Le sport est un des piliers des grilles du groupe qui doit être renforcé. Désormais seul genre ou presque à ne se regarder qu’en direct, il est au cœur de la fonction de lien social de la télévision publique et est l'un des moyens de continuer à attirer les jeunes publics. Il est par ailleurs un vecteur d'intégration et de rassemblement qui fonde le socle commun de la Nation. Le service public joue aujourd'hui son rôle, et de nombreux grands évènements apportent la preuve de l'importance de cette mission. Celle-ci repose d'abord sur capacité à garantir la gratuité des évènements sportifs. En améliorant les conditions du direct et en renforçant la vocation évènementielle des chaînes, France Télévisions joue un rôle majeur qui permet à tous les Français d'accéder à tous les terrains de sports. L'autre garantie du service public, c'est d'assurer la variété des sports offerts aux téléspectateurs. Tous les sports ont vocation à se retrouver sur le service public, notamment les sports féminins longtemps délaissés par les télévisions, mais aussi les sports qui ne sont pas traditionnellement des évènements de masse. Afin de maintenir cette vocation, il apparaît indispensable d’améliorer l'exposition sur toutes les antennes des évènements sportifs.

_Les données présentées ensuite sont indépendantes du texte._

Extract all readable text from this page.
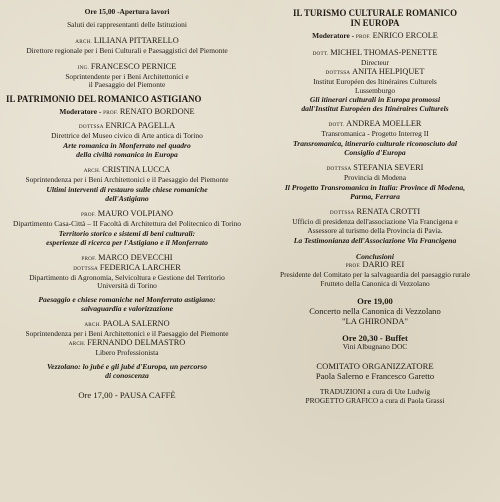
Ore 15,00 -Apertura lavori

Saluti dei rappresentanti delle Istituzioni

ARCH. LILIANA PITTARELLO

Direttore regionale per i Beni Culturali e Paesaggistici del Piemonte

ING. FRANCESCO PERNICE

Soprintendente per i Beni Architettonici e

il Paesaggio del Piemonte

IL PATRIMONIO DEL ROMANICO ASTIGIANO

Moderatore - PROF. RENATO BORDONE

DOTTSSA ENRICA PAGELLA

Direttrice del Museo civico di Arte antica di Torino

Arte romanica in Monferrato nel quadro

della civiltà romanica in Europa

ARCH. CRISTINA LUCCA

Soprintendenza per i Beni Architettonici e il Paesaggio del Piemonte

Ultimi interventi di restauro sulle chiese romaniche

dell'Astigiano

PROF. MAURO VOLPIANO

Dipartimento Casa-Città – II Facoltà di Architettura del Politecnico di Torino

Territorio storico e sistemi di beni culturali:

esperienze di ricerca per l'Astigiano e il Monferrato

PROF. MARCO DEVECCHI

DOTTSSA FEDERICA LARCHER

Dipartimento di Agronomia, Selvicoltura e Gestione del Territorio

Università di Torino

Paesaggio e chiese romaniche nel Monferrato astigiano:

salvaguardia e valorizzazione

ARCH. PAOLA SALERNO

Soprintendenza per i Beni Architettonici e il Paesaggio del Piemonte

ARCH. FERNANDO DELMASTRO

Libero Professionista

Vezzolano: lo jubé e gli jubé d'Europa, un percorso

di conoscenza

Ore 17,00 - PAUSA CAFFÈ

IL TURISMO CULTURALE ROMANICO

IN EUROPA

Moderatore - PROF. ENRICO ERCOLE

DOTT. MICHEL THOMAS-PENETTE

Directeur

DOTTSSA ANITA HELPIQUET

Institut Européen des Itinéraires Culturels

Lussemburgo

Gli itinerari culturali in Europa promossi

dall'Institut Européen des Itinéraires Culturels

DOTT. ANDREA MOELLER

Transromanica - Progetto Interreg II

Transromanica, itinerario culturale riconosciuto dal

Consiglio d'Europa

DOTTSSA STEFANIA SEVERI

Provincia di Modena

Il Progetto Transromanica in Italia: Province di Modena,

Parma, Ferrara

DOTTSSA RENATA CROTTI

Ufficio di presidenza dell'associazione Via Francigena e

Assessore al turismo della Provincia di Pavia.

La Testimonianza dell'Associazione Via Francigena

Conclusioni

PROF. DARIO REI

Presidente del Comitato per la salvaguardia del paesaggio rurale

Frutteto della Canonica di Vezzolano

Ore 19,00

Concerto nella Canonica di Vezzolano

"LA GHIRONDA"

Ore 20,30 - Buffet

Vini Albugnano DOC

COMITATO ORGANIZZATORE

Paola Salerno e Francesco Garetto

TRADUZIONI a cura di Ute Ludwig

PROGETTO GRAFICO a cura di Paola Grassi
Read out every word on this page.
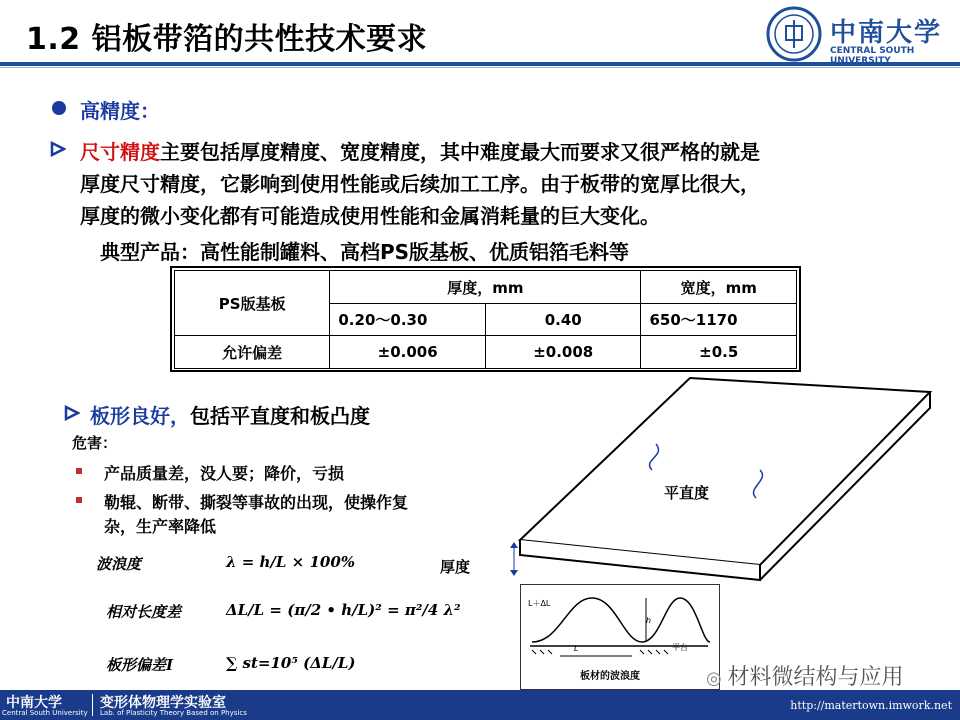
1.2 铝板带箔的共性技术要求	中南大学
CENTRAL SOUTH UNIVERSITY
高精度：
尺寸精度主要包括厚度精度、宽度精度，其中难度最大而要求又很严格的就是
厚度尺寸精度，它影响到使用性能或后续加工工序。由于板带的宽厚比很大，
厚度的微小变化都有可能造成使用性能和金属消耗量的巨大变化。
典型产品：高性能制罐料、高档PS版基板、优质铝箔毛料等
PS版基板	厚度，mm		宽度，mm
	0.20～0.30	0.40	650～1170
允许偏差	±0.006	±0.008	±0.5
板形良好，包括平直度和板凸度
危害：
产品质量差，没人要；降价，亏损
勒辊、断带、撕裂等事故的出现，使操作复
杂，生产率降低
波浪度	λ = h/L × 100%
相对长度差	ΔL/L = (π/2 • h/L)² = π²/4 λ²
板形偏差I	∑ st=10⁵ (ΔL/L)
平直度
厚度
L＋ΔL
L
h
平台
板材的波浪度	◎ 材料微结构与应用
中南大学
Central South University
变形体物理学实验室
Lab. of Plasticity Theory Based on Physics
http://matertown.imwork.net
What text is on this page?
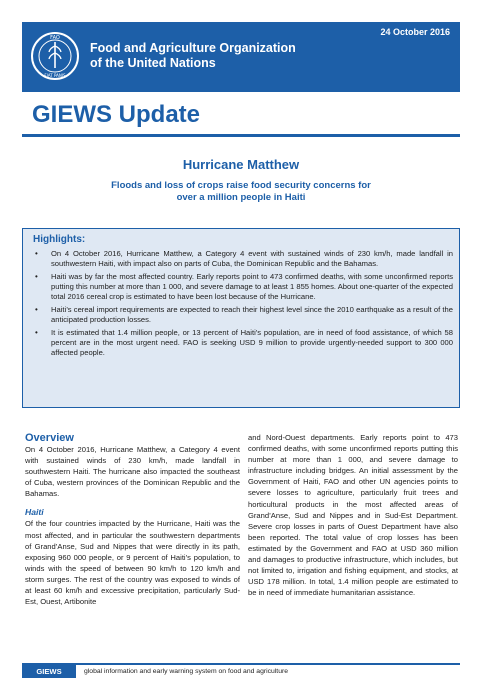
FAO
FIAT PANIS
Food and Agriculture Organization
of the United Nations
24 October 2016
GIEWS Update
Hurricane Matthew
Floods and loss of crops raise food security concerns for
over a million people in Haiti
Highlights:
• On 4 October 2016, Hurricane Matthew, a Category 4 event with sustained winds of 230 km/h, made landfall in southwestern Haiti, with impact also on parts of Cuba, the Dominican Republic and the Bahamas.
• Haiti was by far the most affected country. Early reports point to 473 confirmed deaths, with some unconfirmed reports putting this number at more than 1 000, and severe damage to at least 1 855 homes. About one-quarter of the expected total 2016 cereal crop is estimated to have been lost because of the Hurricane.
• Haiti’s cereal import requirements are expected to reach their highest level since the 2010 earthquake as a result of the anticipated production losses.
• It is estimated that 1.4 million people, or 13 percent of Haiti’s population, are in need of food assistance, of which 58 percent are in the most urgent need. FAO is seeking USD 9 million to provide urgently-needed support to 300 000 affected people.
Overview

On 4 October 2016, Hurricane Matthew, a Category 4 event with sustained winds of 230 km/h, made landfall in southwestern Haiti. The hurricane also impacted the southeast of Cuba, western provinces of the Dominican Republic and the Bahamas.

Haiti

Of the four countries impacted by the Hurricane, Haiti was the most affected, and in particular the southwestern departments of Grand’Anse, Sud and Nippes that were directly in its path, exposing 960 000 people, or 9 percent of Haiti’s population, to winds with the speed of between 90 km/h to 120 km/h and storm surges. The rest of the country was exposed to winds of at least 60 km/h and excessive precipitation, particularly Sud-Est, Ouest, Artibonite

and Nord-Ouest departments. Early reports point to 473 confirmed deaths, with some unconfirmed reports putting this number at more than 1 000, and severe damage to infrastructure including bridges. An initial assessment by the Government of Haiti, FAO and other UN agencies points to severe losses to agriculture, particularly fruit trees and horticultural products in the most affected areas of Grand’Anse, Sud and Nippes and in Sud-Est Department. Severe crop losses in parts of Ouest Department have also been reported. The total value of crop losses has been estimated by the Government and FAO at USD 360 million and damages to productive infrastructure, which includes, but not limited to, irrigation and fishing equipment, and stocks, at USD 178 million. In total, 1.4 million people are estimated to be in need of immediate humanitarian assistance.

GIEWS	global information and early warning system on food and agriculture
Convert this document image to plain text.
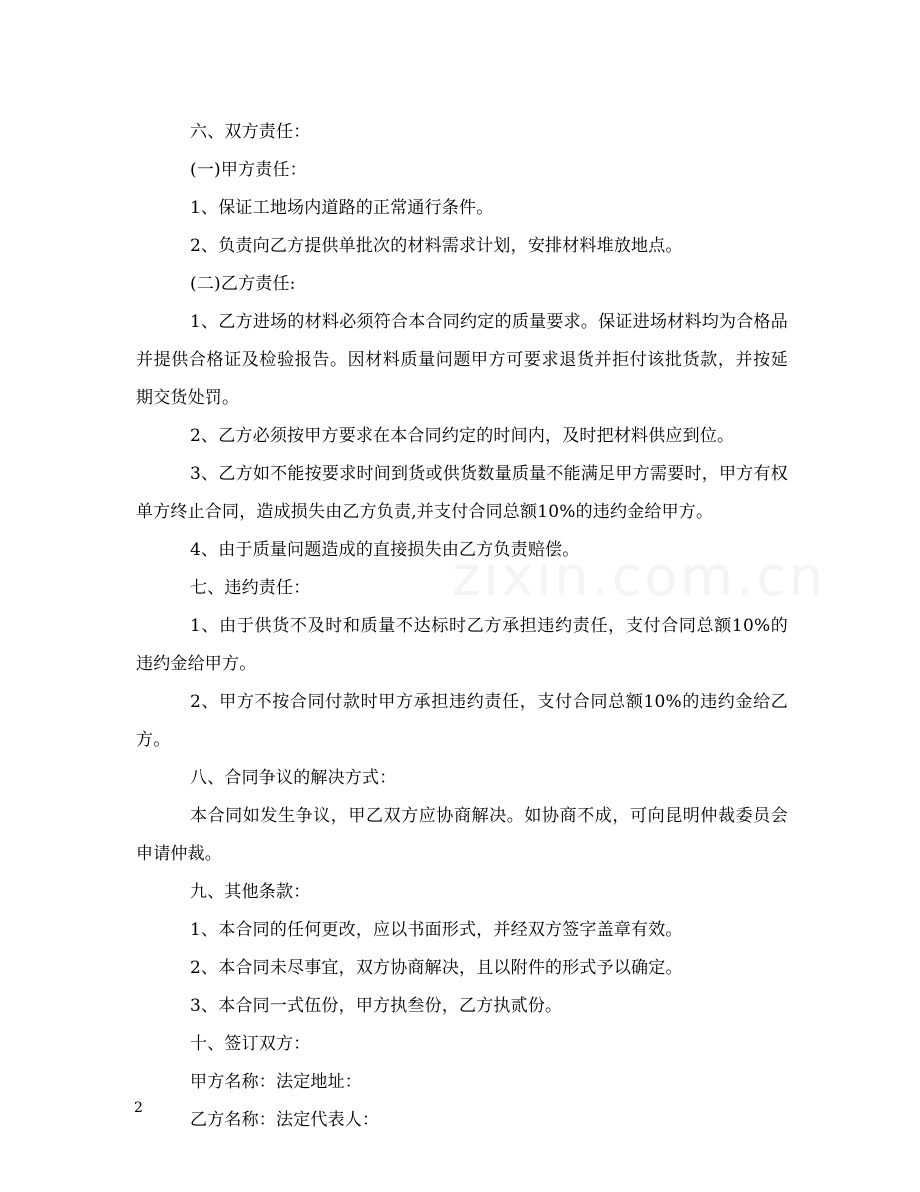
zixin.com.cn

六、双方责任：

(一)甲方责任：

1、保证工地场内道路的正常通行条件。

2、负责向乙方提供单批次的材料需求计划，安排材料堆放地点。

(二)乙方责任:

1、乙方进场的材料必须符合本合同约定的质量要求。保证进场材料均为合格品并提供合格证及检验报告。因材料质量问题甲方可要求退货并拒付该批货款，并按延期交货处罚。

2、乙方必须按甲方要求在本合同约定的时间内，及时把材料供应到位。

3、乙方如不能按要求时间到货或供货数量质量不能满足甲方需要时，甲方有权单方终止合同，造成损失由乙方负责,并支付合同总额10%的违约金给甲方。

4、由于质量问题造成的直接损失由乙方负责赔偿。

七、违约责任：

1、由于供货不及时和质量不达标时乙方承担违约责任，支付合同总额10%的违约金给甲方。

2、甲方不按合同付款时甲方承担违约责任，支付合同总额10%的违约金给乙方。

八、合同争议的解决方式：

本合同如发生争议，甲乙双方应协商解决。如协商不成，可向昆明仲裁委员会申请仲裁。

九、其他条款：

1、本合同的任何更改，应以书面形式，并经双方签字盖章有效。

2、本合同未尽事宜，双方协商解决，且以附件的形式予以确定。

3、本合同一式伍份，甲方执叁份，乙方执贰份。

十、签订双方：

甲方名称：法定地址：

乙方名称：法定代表人：

2
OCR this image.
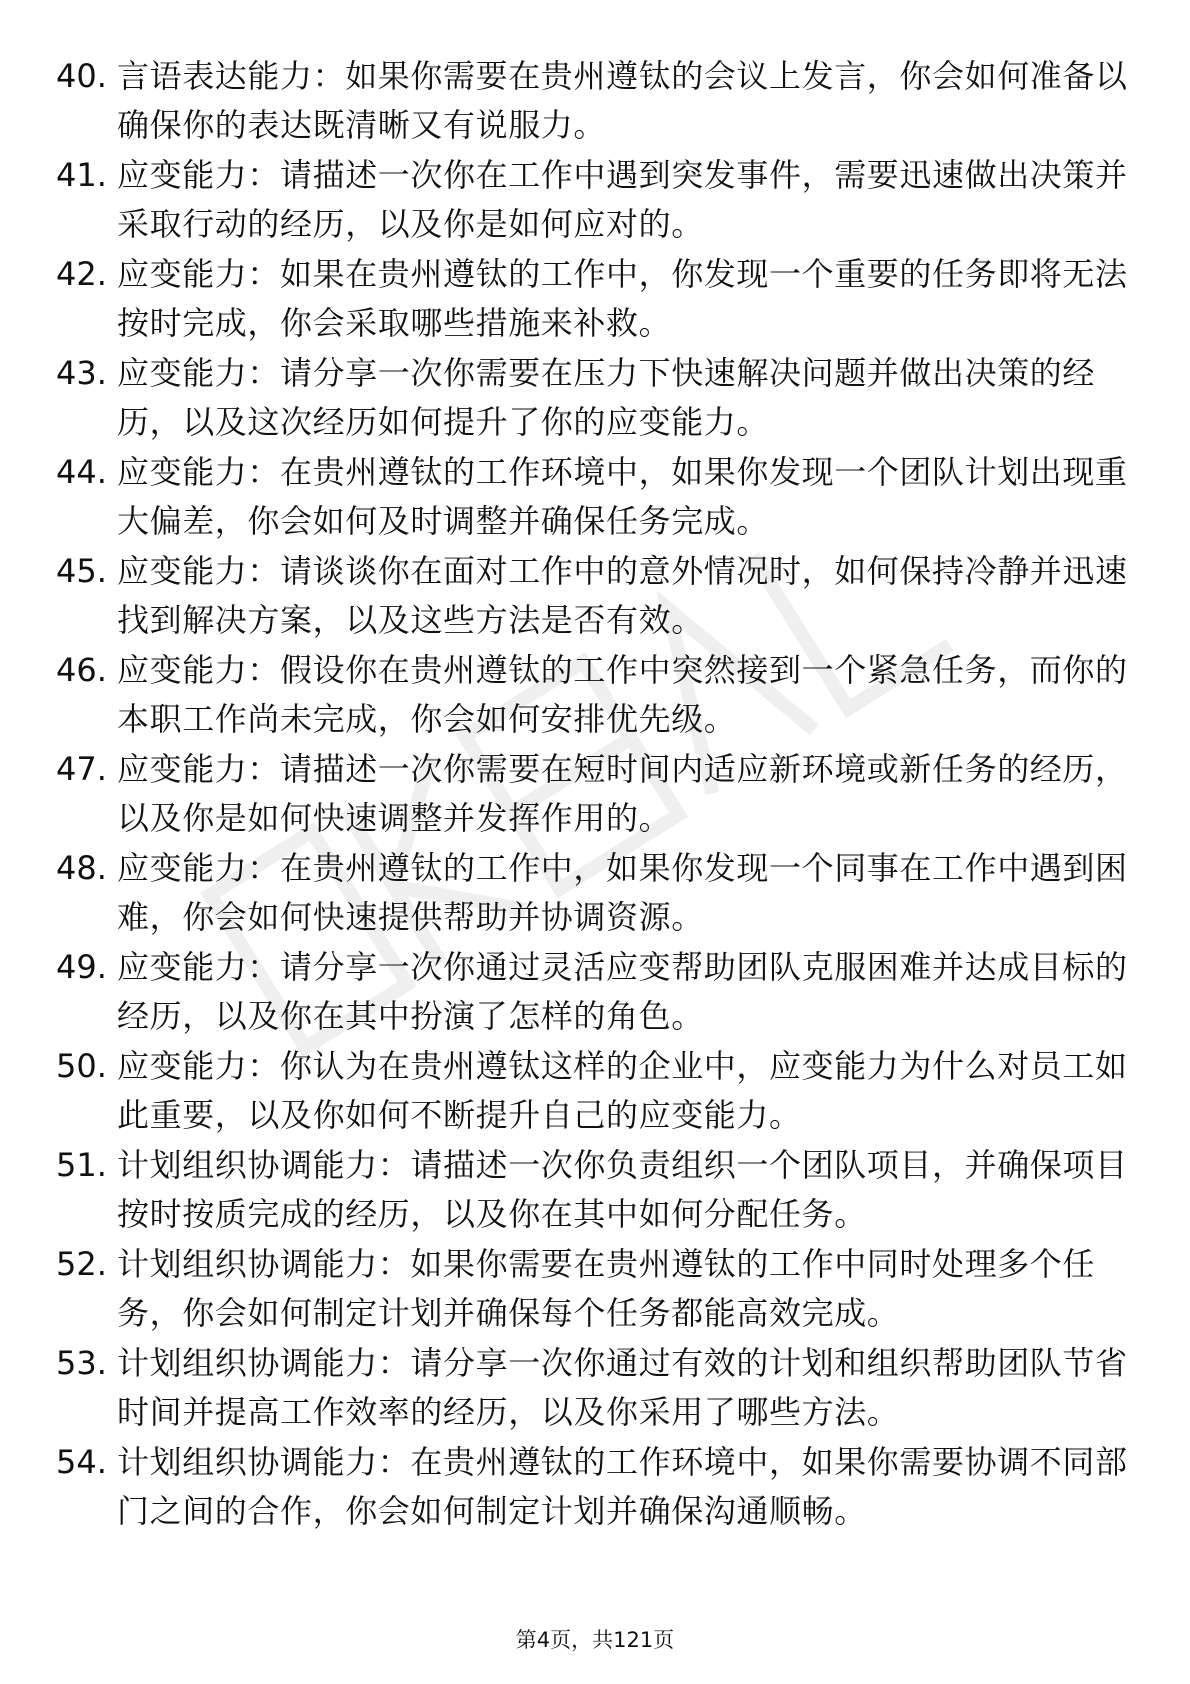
40. 言语表达能力：如果你需要在贵州遵钛的会议上发言，你会如何准备以确保你的表达既清晰又有说服力。
41. 应变能力：请描述一次你在工作中遇到突发事件，需要迅速做出决策并采取行动的经历，以及你是如何应对的。
42. 应变能力：如果在贵州遵钛的工作中，你发现一个重要的任务即将无法按时完成，你会采取哪些措施来补救。
43. 应变能力：请分享一次你需要在压力下快速解决问题并做出决策的经历，以及这次经历如何提升了你的应变能力。
44. 应变能力：在贵州遵钛的工作环境中，如果你发现一个团队计划出现重大偏差，你会如何及时调整并确保任务完成。
45. 应变能力：请谈谈你在面对工作中的意外情况时，如何保持冷静并迅速找到解决方案，以及这些方法是否有效。
46. 应变能力：假设你在贵州遵钛的工作中突然接到一个紧急任务，而你的本职工作尚未完成，你会如何安排优先级。
47. 应变能力：请描述一次你需要在短时间内适应新环境或新任务的经历，以及你是如何快速调整并发挥作用的。
48. 应变能力：在贵州遵钛的工作中，如果你发现一个同事在工作中遇到困难，你会如何快速提供帮助并协调资源。
49. 应变能力：请分享一次你通过灵活应变帮助团队克服困难并达成目标的经历，以及你在其中扮演了怎样的角色。
50. 应变能力：你认为在贵州遵钛这样的企业中，应变能力为什么对员工如此重要，以及你如何不断提升自己的应变能力。
51. 计划组织协调能力：请描述一次你负责组织一个团队项目，并确保项目按时按质完成的经历，以及你在其中如何分配任务。
52. 计划组织协调能力：如果你需要在贵州遵钛的工作中同时处理多个任务，你会如何制定计划并确保每个任务都能高效完成。
53. 计划组织协调能力：请分享一次你通过有效的计划和组织帮助团队节省时间并提高工作效率的经历，以及你采用了哪些方法。
54. 计划组织协调能力：在贵州遵钛的工作环境中，如果你需要协调不同部门之间的合作，你会如何制定计划并确保沟通顺畅。
第4页，共121页
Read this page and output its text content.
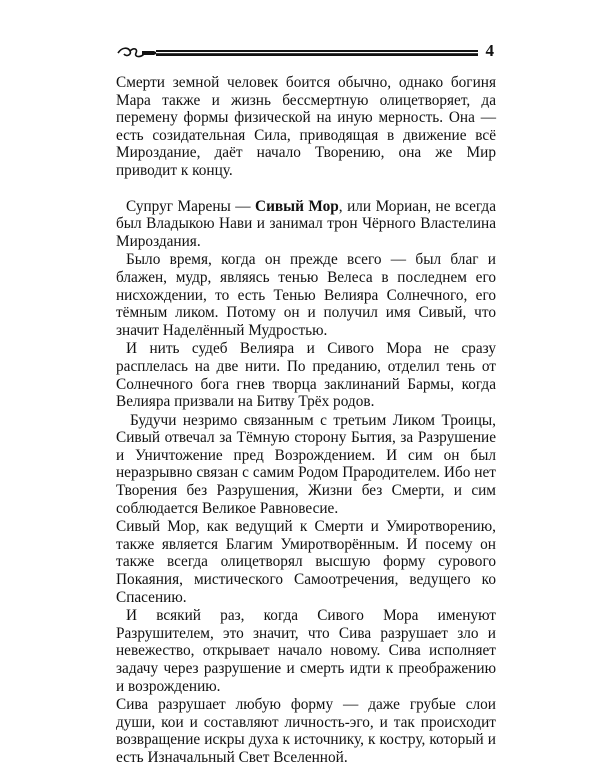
4

Смерти земной человек боится обычно, однако богиня Мара также и жизнь бессмертную олицетворяет, да перемену формы физической на иную мерность. Она — есть созидательная Сила, приводящая в движение всё Мироздание, даёт начало Творению, она же Мир приводит к концу.

Супруг Марены — Сивый Мор, или Мориан, не всегда был Владыкою Нави и занимал трон Чёрного Властелина Мироздания.

Было время, когда он прежде всего — был благ и блажен, мудр, являясь тенью Велеса в последнем его нисхождении, то есть Тенью Велияра Солнечного, его тёмным ликом. Потому он и получил имя Сивый, что значит Наделённый Мудростью.

И нить судеб Велияра и Сивого Мора не сразу расплелась на две нити. По преданию, отделил тень от Солнечного бога гнев творца заклинаний Бармы, когда Велияра призвали на Битву Трёх родов.

Будучи незримо связанным с третьим Ликом Троицы, Сивый отвечал за Тёмную сторону Бытия, за Разрушение и Уничтожение пред Возрождением. И сим он был неразрывно связан с самим Родом Прародителем. Ибо нет Творения без Разрушения, Жизни без Смерти, и сим соблюдается Великое Равновесие.

Сивый Мор, как ведущий к Смерти и Умиротворению, также является Благим Умиротворённым. И посему он также всегда олицетворял высшую форму сурового Покаяния, мистического Самоотречения, ведущего ко Спасению.

И всякий раз, когда Сивого Мора именуют Разрушителем, это значит, что Сива разрушает зло и невежество, открывает начало новому. Сива исполняет задачу через разрушение и смерть идти к преображению и возрождению.

Сива разрушает любую форму — даже грубые слои души, кои и составляют личность-эго, и так происходит возвращение искры духа к источнику, к костру, который и есть Изначальный Свет Вселенной.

Le contexte international marque une inflation majeure des droits sportifs. Ce surenchérissement fragilise l'accès de toute une partie de la population aux sports, dans leur diversité. Les difficultés financières de l'entreprise ne lui permettent pas d'investir les moyens qu’elle aimerait y consacrer. Ce point de vigilance doit attirer l'attention de la représentation nationale car il peut menacer, à terme, les équilibres de l'audiovisuel. D'autres services publics européens ont été confrontés à des évolutions similaires. Les contraintes budgétaires les ont amenés à se désengager des évènements sportifs fédérateurs. Ces choix stratégiques ont eu un impact fort sur leurs chaînes, dont la puissance s'est progressivement effritée. Sans une place importante faite au sport, c'est le rayonnement du service public qui pourrait se trouver affaibli.

E) Un renouveau du divertissement

Le divertissement est un genre très attendu par le public mais qui doit affirmer sa légitimité sur le service public par sa créativité, sa capacité à mettre en valeur la vie artistique et ses talents. Par ailleurs, il a vocation à promouvoir de manière ludique les valeurs positives de connaissance ou de dépassement de soi. Il a pour mérite d’être un vecteur de promotion des valeurs du service public auprès d’un public populaire et d’un public plus familial. A l'heure où la consommation s'individualise par la télévision de rattrapage, l'enjeu majeur est le maintien du lien social. Les émissions de flux et de divertissement sont les plus à même de préserver le « voir ensemble ». Elles traduisent aussi une certaine idée de la société et de ses évolutions. Le flux incarne la télévision, c'est à travers ses émissions que peut s'incarner la ligne éditoriale des chaînes et que peut s'affirmer leur visibilité. Elles traduisent par un éventail large l'attachement des français, depuis les jeux jusqu'aux émissions de débat, la diversité de la palette de la télévision. Le secteur représente par ailleurs un enjeu économique et industriel majeur.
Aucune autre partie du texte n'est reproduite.